TAXI app firm Uber paid no corporation tax last year despite raking in more than £11.3million, its accounts reveal. pic.twitter.com/ukCCObvG5Q— taximassive MM (@taximassive) October 20, 2015
Wright accused Uber of gaining an “uncompetitive advantage” by processing London bookings through its Dutch subsidiary so it pays a lower rate of VAT on the commission it takes from fares.
“Uber appears to have structured its [London] operation with the sole purpose of avoiding the application of VAT in the UK at the prevailing rate,” Wright said in a letter to HM Revenue & Customs in January.
“This is despite being a UK-registered company and a Licensed London Private Hire Operator, promoting its services in the UK and carrying out journeys in the UK for UK credit and debit cardholders,” he added.
‘Compliant with all tax laws’
The taxi firm still insists it is compliant with tax law.
“Uber complies with all applicable tax laws ... As such we are fully compliant with the tax laws of the United Kingdom and the European Union,” an Uber spokesperson said in a statement.
“Corporation tax is paid on profits not revenue. Deferred tax is an accounting principle that dates back to Benjamin Disraeli to encourage investment. It’s not a loophole,” the firm told the Metro on Tuesday.
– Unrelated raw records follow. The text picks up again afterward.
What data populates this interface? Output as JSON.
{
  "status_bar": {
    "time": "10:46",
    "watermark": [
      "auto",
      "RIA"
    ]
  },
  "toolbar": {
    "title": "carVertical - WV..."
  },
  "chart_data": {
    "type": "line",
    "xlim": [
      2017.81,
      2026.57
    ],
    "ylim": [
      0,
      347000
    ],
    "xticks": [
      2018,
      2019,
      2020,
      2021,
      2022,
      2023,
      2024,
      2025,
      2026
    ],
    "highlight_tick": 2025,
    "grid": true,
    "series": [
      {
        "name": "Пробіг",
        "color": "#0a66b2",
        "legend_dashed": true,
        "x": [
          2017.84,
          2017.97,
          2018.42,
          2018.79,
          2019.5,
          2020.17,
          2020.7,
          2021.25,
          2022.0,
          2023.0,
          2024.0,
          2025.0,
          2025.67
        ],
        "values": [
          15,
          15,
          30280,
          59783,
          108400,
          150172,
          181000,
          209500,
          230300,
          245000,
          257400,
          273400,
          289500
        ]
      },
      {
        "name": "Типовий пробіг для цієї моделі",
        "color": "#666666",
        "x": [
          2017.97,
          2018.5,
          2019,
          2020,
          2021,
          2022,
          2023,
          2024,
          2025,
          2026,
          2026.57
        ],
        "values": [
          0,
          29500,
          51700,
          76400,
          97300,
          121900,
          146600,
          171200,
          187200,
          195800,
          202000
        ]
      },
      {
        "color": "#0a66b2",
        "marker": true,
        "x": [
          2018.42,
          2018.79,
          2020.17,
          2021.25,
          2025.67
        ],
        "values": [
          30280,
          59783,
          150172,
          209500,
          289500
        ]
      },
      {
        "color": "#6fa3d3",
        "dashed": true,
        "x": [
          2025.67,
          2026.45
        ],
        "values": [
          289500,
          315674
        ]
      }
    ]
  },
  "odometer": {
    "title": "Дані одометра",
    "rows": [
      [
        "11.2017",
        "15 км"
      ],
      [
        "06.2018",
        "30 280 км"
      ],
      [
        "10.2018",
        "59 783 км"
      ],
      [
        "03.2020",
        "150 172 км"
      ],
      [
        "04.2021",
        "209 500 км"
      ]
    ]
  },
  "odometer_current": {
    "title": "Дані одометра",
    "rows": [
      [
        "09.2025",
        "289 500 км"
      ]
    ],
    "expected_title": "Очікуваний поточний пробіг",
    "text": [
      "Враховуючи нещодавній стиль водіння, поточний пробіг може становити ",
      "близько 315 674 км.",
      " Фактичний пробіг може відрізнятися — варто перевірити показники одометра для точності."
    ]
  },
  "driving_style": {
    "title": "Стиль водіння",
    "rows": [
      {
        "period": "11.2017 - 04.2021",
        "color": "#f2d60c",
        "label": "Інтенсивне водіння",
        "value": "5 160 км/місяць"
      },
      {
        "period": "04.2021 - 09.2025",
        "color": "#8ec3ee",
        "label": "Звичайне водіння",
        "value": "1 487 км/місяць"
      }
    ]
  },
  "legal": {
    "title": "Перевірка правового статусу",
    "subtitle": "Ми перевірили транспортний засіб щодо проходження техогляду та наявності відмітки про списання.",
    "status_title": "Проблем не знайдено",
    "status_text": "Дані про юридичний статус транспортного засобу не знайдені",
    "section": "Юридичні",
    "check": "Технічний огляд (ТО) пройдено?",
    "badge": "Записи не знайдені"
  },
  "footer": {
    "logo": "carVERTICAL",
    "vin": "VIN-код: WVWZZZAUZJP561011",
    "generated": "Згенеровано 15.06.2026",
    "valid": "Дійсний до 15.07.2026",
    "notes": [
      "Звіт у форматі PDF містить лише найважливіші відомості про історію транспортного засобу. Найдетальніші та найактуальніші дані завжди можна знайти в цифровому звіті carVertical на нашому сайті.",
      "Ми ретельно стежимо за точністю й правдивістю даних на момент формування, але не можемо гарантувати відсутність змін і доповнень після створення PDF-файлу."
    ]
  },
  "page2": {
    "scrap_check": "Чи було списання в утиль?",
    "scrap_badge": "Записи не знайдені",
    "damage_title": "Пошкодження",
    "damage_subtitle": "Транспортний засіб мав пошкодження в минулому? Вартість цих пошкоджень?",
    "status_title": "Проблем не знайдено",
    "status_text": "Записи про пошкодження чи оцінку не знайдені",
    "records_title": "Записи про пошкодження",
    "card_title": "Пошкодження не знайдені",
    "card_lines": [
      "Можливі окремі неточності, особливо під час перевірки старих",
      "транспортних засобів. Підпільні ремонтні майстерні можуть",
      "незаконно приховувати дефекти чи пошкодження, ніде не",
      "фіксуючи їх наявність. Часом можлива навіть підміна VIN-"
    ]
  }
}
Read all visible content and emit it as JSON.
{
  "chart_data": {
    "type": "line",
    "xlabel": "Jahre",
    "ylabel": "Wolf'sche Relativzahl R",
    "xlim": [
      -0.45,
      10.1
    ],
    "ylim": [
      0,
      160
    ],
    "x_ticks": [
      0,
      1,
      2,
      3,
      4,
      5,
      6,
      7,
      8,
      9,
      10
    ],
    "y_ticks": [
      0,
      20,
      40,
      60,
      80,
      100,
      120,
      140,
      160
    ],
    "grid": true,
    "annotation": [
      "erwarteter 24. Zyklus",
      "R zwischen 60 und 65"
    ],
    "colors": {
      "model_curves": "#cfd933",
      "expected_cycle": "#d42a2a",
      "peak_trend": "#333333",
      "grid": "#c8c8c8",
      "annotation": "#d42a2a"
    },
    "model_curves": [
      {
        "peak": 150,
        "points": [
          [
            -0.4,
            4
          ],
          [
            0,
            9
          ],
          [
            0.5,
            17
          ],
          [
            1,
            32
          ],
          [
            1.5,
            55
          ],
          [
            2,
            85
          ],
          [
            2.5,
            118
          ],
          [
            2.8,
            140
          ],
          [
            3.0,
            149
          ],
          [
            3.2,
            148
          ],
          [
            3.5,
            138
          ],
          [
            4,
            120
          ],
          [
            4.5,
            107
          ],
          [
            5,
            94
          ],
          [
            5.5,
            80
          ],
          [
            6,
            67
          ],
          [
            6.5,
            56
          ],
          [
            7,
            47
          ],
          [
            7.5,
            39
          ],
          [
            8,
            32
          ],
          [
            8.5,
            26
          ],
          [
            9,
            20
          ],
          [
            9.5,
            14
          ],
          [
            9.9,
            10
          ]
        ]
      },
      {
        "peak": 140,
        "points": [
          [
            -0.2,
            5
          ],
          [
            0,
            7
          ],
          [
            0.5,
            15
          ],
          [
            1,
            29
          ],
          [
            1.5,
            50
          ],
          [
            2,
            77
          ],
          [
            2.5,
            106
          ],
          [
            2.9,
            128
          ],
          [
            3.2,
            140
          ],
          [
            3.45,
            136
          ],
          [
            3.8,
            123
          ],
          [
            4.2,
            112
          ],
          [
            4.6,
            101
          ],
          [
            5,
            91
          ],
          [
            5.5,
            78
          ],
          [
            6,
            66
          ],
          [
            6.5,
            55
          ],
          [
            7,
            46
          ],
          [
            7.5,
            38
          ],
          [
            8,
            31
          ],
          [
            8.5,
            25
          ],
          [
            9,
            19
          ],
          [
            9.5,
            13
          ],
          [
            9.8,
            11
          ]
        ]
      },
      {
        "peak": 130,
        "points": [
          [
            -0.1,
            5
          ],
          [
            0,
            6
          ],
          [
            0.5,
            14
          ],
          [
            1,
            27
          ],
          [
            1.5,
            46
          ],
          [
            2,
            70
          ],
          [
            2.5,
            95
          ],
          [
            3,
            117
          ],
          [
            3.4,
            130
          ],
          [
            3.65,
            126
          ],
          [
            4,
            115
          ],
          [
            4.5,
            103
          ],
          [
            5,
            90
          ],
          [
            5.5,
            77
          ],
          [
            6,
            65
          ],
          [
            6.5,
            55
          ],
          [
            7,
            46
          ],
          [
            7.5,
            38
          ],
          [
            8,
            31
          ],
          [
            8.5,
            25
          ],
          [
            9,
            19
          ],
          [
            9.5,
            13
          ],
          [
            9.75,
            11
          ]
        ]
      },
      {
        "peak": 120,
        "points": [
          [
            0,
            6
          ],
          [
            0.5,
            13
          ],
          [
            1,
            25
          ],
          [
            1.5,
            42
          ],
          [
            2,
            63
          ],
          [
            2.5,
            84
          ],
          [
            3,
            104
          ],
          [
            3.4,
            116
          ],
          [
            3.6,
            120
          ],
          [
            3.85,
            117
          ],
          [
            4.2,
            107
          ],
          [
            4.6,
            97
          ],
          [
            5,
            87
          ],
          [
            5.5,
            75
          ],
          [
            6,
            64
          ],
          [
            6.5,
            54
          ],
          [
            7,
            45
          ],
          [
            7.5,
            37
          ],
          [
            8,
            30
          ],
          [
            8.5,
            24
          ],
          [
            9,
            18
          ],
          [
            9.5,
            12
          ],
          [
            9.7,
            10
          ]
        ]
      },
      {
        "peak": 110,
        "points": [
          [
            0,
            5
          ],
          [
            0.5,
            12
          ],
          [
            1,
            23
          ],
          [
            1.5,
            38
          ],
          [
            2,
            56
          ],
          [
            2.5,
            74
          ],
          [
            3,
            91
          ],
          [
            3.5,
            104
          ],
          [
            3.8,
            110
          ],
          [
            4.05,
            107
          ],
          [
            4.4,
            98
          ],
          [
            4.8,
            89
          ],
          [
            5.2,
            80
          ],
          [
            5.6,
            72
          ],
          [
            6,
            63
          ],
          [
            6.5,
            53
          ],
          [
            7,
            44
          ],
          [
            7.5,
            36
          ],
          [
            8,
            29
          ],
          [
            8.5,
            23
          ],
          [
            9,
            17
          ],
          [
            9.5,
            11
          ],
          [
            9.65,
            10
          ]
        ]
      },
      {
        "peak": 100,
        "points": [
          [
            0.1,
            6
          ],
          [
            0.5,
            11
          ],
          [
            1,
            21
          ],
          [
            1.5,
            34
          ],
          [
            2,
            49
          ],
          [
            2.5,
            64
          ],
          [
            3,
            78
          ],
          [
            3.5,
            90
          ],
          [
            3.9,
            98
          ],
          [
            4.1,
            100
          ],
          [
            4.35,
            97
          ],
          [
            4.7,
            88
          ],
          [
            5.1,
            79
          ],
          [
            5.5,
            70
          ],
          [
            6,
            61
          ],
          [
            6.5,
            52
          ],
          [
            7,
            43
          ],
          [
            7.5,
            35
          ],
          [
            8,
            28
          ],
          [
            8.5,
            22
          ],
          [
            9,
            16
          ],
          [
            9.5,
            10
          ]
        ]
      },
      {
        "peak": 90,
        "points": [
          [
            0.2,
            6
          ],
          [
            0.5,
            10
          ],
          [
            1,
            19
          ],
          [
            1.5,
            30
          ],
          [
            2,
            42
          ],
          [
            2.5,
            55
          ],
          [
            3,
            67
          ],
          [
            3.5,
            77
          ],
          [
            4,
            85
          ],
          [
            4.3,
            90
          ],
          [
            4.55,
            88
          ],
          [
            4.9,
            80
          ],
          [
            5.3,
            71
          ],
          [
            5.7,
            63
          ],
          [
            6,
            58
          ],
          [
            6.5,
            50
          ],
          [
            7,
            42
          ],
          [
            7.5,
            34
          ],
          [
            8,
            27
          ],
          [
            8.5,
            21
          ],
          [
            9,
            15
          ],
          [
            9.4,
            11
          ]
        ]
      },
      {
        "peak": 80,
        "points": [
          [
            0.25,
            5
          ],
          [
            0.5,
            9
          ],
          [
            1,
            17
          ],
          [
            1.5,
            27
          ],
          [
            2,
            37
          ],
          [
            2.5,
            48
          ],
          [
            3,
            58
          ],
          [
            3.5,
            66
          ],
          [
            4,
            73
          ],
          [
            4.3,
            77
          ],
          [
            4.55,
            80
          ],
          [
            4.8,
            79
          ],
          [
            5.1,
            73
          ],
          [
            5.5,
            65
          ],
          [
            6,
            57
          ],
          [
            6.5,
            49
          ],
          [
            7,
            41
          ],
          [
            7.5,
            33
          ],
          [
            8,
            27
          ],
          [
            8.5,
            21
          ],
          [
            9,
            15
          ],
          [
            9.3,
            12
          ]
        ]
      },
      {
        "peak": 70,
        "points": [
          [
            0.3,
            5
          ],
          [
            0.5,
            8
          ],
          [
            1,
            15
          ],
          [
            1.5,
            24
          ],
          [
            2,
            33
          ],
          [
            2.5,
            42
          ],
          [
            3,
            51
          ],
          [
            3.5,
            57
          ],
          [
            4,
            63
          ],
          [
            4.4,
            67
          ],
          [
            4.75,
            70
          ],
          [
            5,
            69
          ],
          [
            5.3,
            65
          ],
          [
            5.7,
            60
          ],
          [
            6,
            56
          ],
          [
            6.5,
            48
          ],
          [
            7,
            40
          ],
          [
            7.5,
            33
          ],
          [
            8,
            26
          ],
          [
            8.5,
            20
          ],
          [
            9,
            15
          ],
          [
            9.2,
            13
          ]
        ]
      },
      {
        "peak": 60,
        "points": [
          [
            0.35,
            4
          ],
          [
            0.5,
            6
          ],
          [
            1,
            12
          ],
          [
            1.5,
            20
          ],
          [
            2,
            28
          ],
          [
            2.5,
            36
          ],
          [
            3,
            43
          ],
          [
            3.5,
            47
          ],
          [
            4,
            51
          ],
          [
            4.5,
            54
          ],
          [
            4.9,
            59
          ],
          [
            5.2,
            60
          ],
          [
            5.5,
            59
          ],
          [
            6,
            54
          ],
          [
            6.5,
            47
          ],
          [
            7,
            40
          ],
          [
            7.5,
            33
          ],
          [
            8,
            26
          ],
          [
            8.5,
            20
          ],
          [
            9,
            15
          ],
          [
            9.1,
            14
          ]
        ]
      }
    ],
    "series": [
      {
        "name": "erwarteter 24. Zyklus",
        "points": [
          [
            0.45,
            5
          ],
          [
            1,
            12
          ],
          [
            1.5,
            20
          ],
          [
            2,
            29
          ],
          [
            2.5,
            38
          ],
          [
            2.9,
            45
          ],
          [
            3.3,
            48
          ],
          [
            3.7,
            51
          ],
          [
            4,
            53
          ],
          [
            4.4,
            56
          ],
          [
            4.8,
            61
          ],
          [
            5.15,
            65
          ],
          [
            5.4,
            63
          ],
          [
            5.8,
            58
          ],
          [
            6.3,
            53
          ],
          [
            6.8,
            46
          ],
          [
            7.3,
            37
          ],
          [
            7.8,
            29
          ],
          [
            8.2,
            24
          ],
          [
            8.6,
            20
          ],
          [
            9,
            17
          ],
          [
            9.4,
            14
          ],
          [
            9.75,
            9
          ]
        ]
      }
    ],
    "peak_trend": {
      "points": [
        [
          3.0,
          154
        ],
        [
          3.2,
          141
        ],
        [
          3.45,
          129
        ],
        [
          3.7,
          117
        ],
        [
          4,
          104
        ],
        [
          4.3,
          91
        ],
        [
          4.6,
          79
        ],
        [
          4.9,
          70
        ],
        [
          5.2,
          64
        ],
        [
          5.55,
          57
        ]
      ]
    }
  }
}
"Took an Uber to A&E, really cheap, but spent 6 hours waiting to be seen,now I'm thinking perhaps not that cheap" https://t.co/6L9U57Kt6X— DarthvaporMM luddite (@Dawson623) October 20, 2015
“We’re a young company – only three years’ old in the UK – that’s investing heavily. We’re a significant net contributor to the local economy everywhere we go, creating new opportunities for thousands of professional drivers.
“The lion’s share of every fare stays local, as it remains with the drivers who use Uber. And unlike the cash-in-hand past of this industry, we only take card payments so every fare is traceable and transparent.”